Thursday, May 31, 2012

The Infantile World View Of Austerity

... just blows me away.

No matter what you read about the Euro debt crisis these days, you keep getting shocked paragraphs like this one.
What if Europe and the US converged on a set of economic policies that brought out the worst in both – European fiscal austerity combined with a declining share of total income going to workers? Given political realities on both sides of the Atlantic, it is entirely possible.

So far, the US has avoided the kind of budget cuts that have pushed much of Europe into recession.
Budget cuts? No kidding, dude. They're hugely in debt. They spent today's money yesterday. It's all gone. You're not going to be able to spend what you've already spent.

How hard is this concept to grasp? What's the disconnect here? It's like these people can't do a simple budget. They must act surprised every time they find their wallets empty, like it's supposed to be some kind of endlessly regenerating magical bag of monies. This is the world of the child, the one where mommy and daddy bring me nommy-noms from somewhere and I eat them. It's pathetic.

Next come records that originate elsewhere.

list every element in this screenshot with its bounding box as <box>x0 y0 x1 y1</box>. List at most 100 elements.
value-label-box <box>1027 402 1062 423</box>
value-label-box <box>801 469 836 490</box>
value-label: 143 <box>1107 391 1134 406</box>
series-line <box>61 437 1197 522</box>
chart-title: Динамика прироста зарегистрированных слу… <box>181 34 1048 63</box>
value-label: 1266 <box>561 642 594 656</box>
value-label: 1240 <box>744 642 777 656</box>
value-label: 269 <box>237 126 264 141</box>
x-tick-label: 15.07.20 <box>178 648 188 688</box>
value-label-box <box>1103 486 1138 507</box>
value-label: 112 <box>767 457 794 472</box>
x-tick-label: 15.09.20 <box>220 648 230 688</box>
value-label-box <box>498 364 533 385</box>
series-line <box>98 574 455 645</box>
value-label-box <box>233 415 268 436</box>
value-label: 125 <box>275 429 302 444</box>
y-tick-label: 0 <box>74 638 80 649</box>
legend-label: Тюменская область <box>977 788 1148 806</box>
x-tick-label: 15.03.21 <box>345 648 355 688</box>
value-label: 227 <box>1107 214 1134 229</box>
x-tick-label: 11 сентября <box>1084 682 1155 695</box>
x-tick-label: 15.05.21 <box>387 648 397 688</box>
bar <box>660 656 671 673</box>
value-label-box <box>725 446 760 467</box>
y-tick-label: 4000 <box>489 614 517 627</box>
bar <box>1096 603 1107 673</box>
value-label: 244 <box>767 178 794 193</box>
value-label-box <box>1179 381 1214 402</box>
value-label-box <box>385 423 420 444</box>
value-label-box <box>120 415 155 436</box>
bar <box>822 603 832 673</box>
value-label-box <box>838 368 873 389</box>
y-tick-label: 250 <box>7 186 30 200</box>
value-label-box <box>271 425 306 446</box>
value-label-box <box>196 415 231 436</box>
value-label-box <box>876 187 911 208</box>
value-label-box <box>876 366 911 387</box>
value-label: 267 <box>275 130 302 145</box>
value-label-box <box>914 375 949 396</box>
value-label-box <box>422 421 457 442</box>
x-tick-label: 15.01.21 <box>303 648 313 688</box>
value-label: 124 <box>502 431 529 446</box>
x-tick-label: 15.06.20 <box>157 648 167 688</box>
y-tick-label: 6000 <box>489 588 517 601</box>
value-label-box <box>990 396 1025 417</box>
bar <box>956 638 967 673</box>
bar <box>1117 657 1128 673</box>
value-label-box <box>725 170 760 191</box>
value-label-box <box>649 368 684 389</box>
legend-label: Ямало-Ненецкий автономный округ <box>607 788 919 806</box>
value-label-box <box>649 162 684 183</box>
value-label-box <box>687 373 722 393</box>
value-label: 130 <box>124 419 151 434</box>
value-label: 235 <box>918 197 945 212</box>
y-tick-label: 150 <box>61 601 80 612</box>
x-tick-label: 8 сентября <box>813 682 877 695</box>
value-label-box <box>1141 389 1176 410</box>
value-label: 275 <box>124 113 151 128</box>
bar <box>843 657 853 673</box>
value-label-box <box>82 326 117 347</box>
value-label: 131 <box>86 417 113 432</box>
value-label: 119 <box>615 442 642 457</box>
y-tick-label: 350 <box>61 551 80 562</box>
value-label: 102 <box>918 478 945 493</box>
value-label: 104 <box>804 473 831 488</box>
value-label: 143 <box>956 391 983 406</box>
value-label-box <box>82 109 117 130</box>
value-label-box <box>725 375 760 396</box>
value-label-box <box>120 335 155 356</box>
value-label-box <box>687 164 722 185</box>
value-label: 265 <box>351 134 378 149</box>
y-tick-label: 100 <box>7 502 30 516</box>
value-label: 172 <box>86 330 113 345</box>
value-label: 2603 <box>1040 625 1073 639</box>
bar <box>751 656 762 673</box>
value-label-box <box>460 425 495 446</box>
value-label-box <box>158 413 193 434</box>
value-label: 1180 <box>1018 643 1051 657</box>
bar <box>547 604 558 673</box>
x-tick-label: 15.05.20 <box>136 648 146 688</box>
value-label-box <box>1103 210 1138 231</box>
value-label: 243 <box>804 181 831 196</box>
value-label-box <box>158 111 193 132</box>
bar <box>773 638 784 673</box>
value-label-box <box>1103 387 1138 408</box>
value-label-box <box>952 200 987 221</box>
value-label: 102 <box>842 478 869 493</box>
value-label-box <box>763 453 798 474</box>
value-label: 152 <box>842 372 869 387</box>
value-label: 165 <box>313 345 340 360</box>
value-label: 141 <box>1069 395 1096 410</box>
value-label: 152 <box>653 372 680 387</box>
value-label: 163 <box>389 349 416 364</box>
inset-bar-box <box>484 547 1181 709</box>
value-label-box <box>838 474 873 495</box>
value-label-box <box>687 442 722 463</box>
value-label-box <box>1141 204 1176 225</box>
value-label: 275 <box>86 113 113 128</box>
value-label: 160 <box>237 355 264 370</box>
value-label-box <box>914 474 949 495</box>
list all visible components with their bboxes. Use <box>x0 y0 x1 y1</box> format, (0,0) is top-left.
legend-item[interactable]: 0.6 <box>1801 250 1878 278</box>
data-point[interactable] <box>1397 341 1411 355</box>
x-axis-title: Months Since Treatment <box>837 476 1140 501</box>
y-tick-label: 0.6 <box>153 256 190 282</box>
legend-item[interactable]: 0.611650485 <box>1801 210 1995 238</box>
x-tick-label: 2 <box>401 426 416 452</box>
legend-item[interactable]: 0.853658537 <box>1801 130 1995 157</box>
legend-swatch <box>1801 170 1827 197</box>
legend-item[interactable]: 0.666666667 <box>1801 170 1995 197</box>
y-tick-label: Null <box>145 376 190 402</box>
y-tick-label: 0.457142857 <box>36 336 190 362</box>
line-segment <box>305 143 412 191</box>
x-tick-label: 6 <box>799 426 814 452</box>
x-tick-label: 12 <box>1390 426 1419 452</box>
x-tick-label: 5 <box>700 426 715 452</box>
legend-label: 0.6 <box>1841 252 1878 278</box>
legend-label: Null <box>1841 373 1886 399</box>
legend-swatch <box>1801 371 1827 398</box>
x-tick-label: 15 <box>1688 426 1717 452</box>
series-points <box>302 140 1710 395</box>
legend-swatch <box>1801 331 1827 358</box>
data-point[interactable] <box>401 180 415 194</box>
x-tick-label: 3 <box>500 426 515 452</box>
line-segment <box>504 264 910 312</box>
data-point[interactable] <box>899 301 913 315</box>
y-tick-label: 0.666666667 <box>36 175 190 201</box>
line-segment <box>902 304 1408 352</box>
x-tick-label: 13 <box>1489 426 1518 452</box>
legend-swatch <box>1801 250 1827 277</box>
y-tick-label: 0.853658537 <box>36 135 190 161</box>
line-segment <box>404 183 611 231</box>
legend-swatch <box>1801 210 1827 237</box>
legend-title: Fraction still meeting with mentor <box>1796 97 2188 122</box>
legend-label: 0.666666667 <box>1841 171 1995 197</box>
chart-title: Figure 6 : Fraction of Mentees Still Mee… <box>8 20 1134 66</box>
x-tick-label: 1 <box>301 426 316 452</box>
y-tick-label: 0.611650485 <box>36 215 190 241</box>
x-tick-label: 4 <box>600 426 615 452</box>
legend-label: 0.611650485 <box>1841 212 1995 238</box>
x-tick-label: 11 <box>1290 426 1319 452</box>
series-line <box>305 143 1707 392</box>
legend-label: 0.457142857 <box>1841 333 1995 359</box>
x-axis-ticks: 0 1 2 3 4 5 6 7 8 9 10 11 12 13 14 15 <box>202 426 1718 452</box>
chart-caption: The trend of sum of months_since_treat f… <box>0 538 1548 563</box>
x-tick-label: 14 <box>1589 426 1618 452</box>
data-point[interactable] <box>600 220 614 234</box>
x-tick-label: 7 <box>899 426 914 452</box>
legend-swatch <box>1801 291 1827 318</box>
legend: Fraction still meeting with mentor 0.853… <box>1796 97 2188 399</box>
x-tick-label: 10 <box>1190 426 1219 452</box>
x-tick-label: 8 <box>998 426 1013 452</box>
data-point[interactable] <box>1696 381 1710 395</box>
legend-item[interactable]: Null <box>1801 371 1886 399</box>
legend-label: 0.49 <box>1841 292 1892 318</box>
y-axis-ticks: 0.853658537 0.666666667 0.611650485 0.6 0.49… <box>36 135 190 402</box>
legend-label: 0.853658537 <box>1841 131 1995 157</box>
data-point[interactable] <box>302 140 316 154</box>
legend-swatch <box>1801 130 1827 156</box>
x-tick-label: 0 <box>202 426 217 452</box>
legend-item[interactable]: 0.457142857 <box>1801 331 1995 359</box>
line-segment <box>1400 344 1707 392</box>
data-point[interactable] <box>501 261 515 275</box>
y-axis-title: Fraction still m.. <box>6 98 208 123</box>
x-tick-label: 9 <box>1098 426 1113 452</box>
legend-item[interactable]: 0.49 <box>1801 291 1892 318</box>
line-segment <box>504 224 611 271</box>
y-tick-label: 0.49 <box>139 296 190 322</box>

Robert Reich, author of the above idiocy and darling of many of my lefty friends, views the sequence of events like this:

What a scathing indictment of our culture where there's no grasp of the concept of borrowing money, even among "educated" people.

3 comments:

Kelly the little black dog said...

In fairness to Reich he calls for controlling deficits during the boom times, which both parties haven't done. The idea of not cutting too deep is based on the assumption that things will eventually get better and when they do you pay off the debit you incurred. It is very common for business to take out loans to bridge the tough times. Its a gamble, because if the tough times last too long, you go bankrupt.

Dean said...

Kelly, the "save during the good times" is the portion of the Keynesian equation that is conveniently ignored by most people.

K T Cat said...

Re: Saving during the good times.

If it doesn't ever actually happen, then your model is worthless. That is, if the Cleveland Browns draw up running plays that say their left tackle will run at 75MPH, they're not real plays, are they? They're just fantasies.

Why can't Reich look at the real world and change his model? Spending during down times is predicated on saving during good ones. Otherwise its just a prolonged bender. Instead, he clings to wants and ignores requirements, hence the graphic.